The theme at Stillwater was Nature/Agriculture and my 5 August post included poems from conference organizer Clark and featured reader Kasdorf -- poems that involved both nature and mathematics. Although found in Kasdorf's opening poem, "Double the Digits," mathematics was scarce. Sheryl St. Germain, the final reader (currently a Pittsburgher, transplanted from New Orleans) briefly mentions computation and measurement in her "Hurricane Season ." The full poem is available through St Germain's website; here is one of its stanzas.

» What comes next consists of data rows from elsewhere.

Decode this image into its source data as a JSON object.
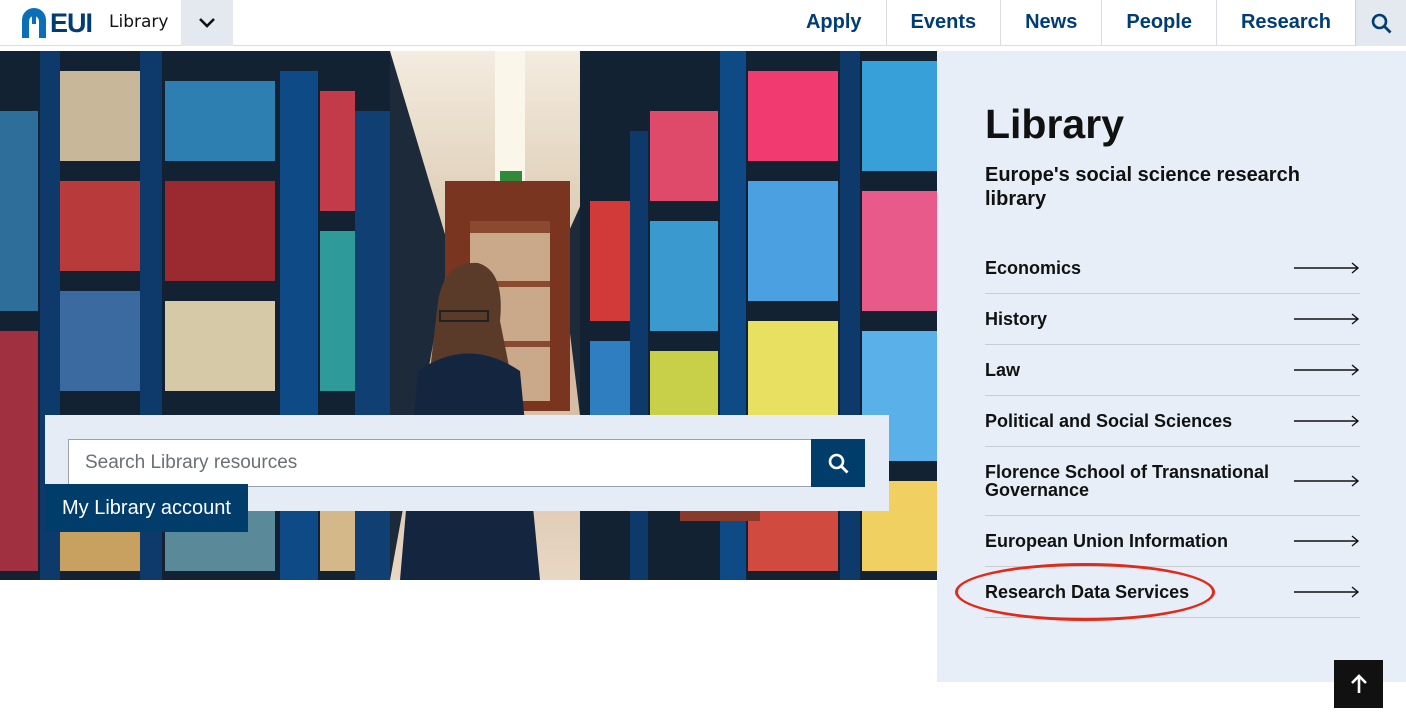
{
  "header": {
    "logo_text": "EUI",
    "site_name": "Library",
    "dropdown_icon": "chevron-down-icon",
    "nav": [
      "Apply",
      "Events",
      "News",
      "People",
      "Research"
    ],
    "search_icon": "search-icon"
  },
  "hero": {
    "search_placeholder": "Search Library resources",
    "search_button_icon": "search-icon",
    "account_button": "My Library account"
  },
  "side": {
    "title": "Library",
    "subtitle": "Europe's social science research library",
    "links": [
      "Economics",
      "History",
      "Law",
      "Political and Social Sciences",
      "Florence School of Transnational Governance",
      "European Union Information",
      "Research Data Services"
    ],
    "highlighted_link": "Research Data Services",
    "highlight_color": "#e02a1a"
  },
  "back_to_top_icon": "arrow-up-icon",
  "colors": {
    "brand": "#003d75",
    "button": "#003d6b",
    "panel": "#e8eef7"
  }
}
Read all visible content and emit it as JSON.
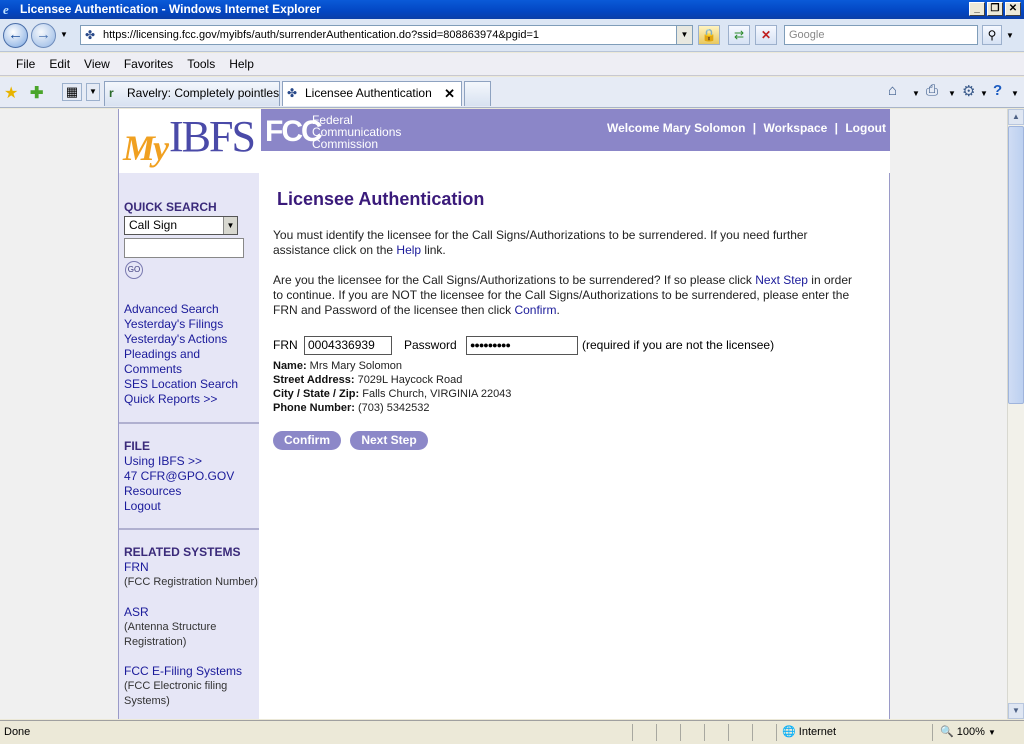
{
  "window": {
    "title": "Licensee Authentication - Windows Internet Explorer",
    "min": "_",
    "max": "❐",
    "close": "✕"
  },
  "addressbar": {
    "url": "https://licensing.fcc.gov/myibfs/auth/surrenderAuthentication.do?ssid=808863974&pgid=1",
    "search_placeholder": "Google"
  },
  "menu": [
    "File",
    "Edit",
    "View",
    "Favorites",
    "Tools",
    "Help"
  ],
  "tabs": [
    {
      "label": "Ravelry: Completely pointles..."
    },
    {
      "label": "Licensee Authentication"
    }
  ],
  "banner": {
    "logo_my": "My",
    "logo_ibfs": "IBFS",
    "fcc": "FCC",
    "fcc_line1": "Federal",
    "fcc_line2": "Communications",
    "fcc_line3": "Commission",
    "welcome": "Welcome Mary Solomon",
    "workspace": "Workspace",
    "logout": "Logout",
    "sep": "|"
  },
  "sidebar": {
    "quick_search_title": "QUICK SEARCH",
    "quick_search_selected": "Call Sign",
    "go_label": "GO",
    "links": [
      "Advanced Search",
      "Yesterday's Filings",
      "Yesterday's Actions",
      "Pleadings and",
      "Comments",
      "SES Location Search",
      "Quick Reports >>"
    ],
    "file_title": "FILE",
    "file_links": [
      "Using IBFS >>",
      "47 CFR@GPO.GOV",
      "Resources",
      "Logout"
    ],
    "related_title": "RELATED SYSTEMS",
    "frn": "FRN",
    "frn_note": "(FCC Registration Number)",
    "asr": "ASR",
    "asr_note1": "(Antenna Structure",
    "asr_note2": "Registration)",
    "efiling": "FCC E-Filing Systems",
    "efiling_note1": "(FCC Electronic filing",
    "efiling_note2": "Systems)"
  },
  "main": {
    "heading": "Licensee Authentication",
    "p1_a": "You must identify the licensee for the Call Signs/Authorizations to be surrendered. If you need further",
    "p1_b": "assistance click on the ",
    "p1_link": "Help",
    "p1_c": " link.",
    "p2_a": "Are you the licensee for the Call Signs/Authorizations to be surrendered? If so please click ",
    "p2_link1": "Next Step",
    "p2_b": " in order",
    "p2_c": "to continue. If you are NOT the licensee for the Call Signs/Authorizations to be surrendered, please enter the",
    "p2_d": "FRN and Password of the licensee then click ",
    "p2_link2": "Confirm",
    "p2_e": ".",
    "frn_label": "FRN",
    "frn_value": "0004336939",
    "password_label": "Password",
    "password_value": "●●●●●●●●●",
    "required_note": "(required if you are not the licensee)",
    "name_label": "Name:",
    "name_value": " Mrs Mary Solomon",
    "street_label": "Street Address:",
    "street_value": " 7029L Haycock Road",
    "city_label": "City / State / Zip:",
    "city_value": " Falls Church, VIRGINIA 22043",
    "phone_label": "Phone Number:",
    "phone_value": " (703) 5342532",
    "confirm_btn": "Confirm",
    "next_btn": "Next Step"
  },
  "statusbar": {
    "status": "Done",
    "zone": "Internet",
    "zoom": "100%"
  }
}
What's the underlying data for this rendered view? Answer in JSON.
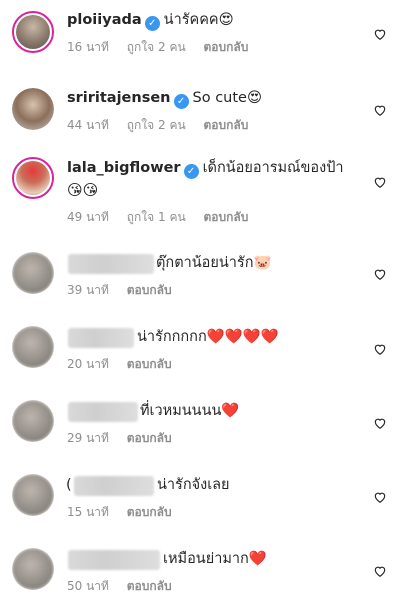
{
  "comments": [
    {
      "username": "ploiiyada",
      "text": "น่ารัคคค😍",
      "time": "16 นาที",
      "likes": "ถูกใจ 2 คน",
      "reply": "ตอบกลับ"
    },
    {
      "username": "sriritajensen",
      "text": "So cute😍",
      "time": "44 นาที",
      "likes": "ถูกใจ 2 คน",
      "reply": "ตอบกลับ"
    },
    {
      "username": "lala_bigflower",
      "text": "เด็กน้อยอารมณ์ของป้า",
      "text2": "😘😘",
      "time": "49 นาที",
      "likes": "ถูกใจ 1 คน",
      "reply": "ตอบกลับ"
    },
    {
      "text": "ตุ๊กตาน้อยน่ารัก🐷",
      "time": "39 นาที",
      "reply": "ตอบกลับ"
    },
    {
      "text": "น่ารักกกกก❤️❤️❤️❤️",
      "time": "20 นาที",
      "reply": "ตอบกลับ"
    },
    {
      "text": "ที่เวหมนนนน❤️",
      "time": "29 นาที",
      "reply": "ตอบกลับ"
    },
    {
      "prefix": "(",
      "text": "น่ารักจังเลย",
      "time": "15 นาที",
      "reply": "ตอบกลับ"
    },
    {
      "text": "เหมือนย่ามาก❤️",
      "time": "50 นาที",
      "reply": "ตอบกลับ"
    }
  ],
  "colors": {
    "verified": "#3897f0",
    "meta": "#8e8e8e",
    "text": "#262626"
  }
}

Those unacquainted with destruction
ask for wind speeds, amount of rainfall,
degree of movement. A plotting,
a computation of the destruction.
Because of my Honda's battery failure (a death that occurred along the scenic Susquehanna, in Bloomsburg's Town Park and was followed by a timely visit from Mausteller's Service Center's rescue van, representing AAA) I did not arrive at the festival in time for the open reading. Keeping in mind the Nature/Agriculture theme, I had planned to read "Pennsylvania Farm View" and "The Bear Cave" and, if there was time, this "factoring" poem.
cold
winds howl
geese go south
nights long tea steeps
temperatures fall
snowdrifts grow ponds freeze
toboggans slide down hillsides
oaks sleep ice gilds spring waits
sun afar wood-fires flame
groundhogs hibernate winds howl
sun glows raspberries ripen
catbird sings iris blooms
days long streams rush jays scream
holiday picnics catch flies
crickets chirp wheat thrives
tomato plants climb
hay dries tea’s iced
catbird sings
sun glows
warm
The numbers of syllables in the phrases of this poem follow patterns of factorization of the integers from 1 to 10, then 10 to 1, into prime factors 2, 3, and 5. For example, line six has phrases of three syllables and two syllables, using factorization 6 = 3 • 2. Line eight has three phrases with two syllables, using 8 = 2 • 2 • 2.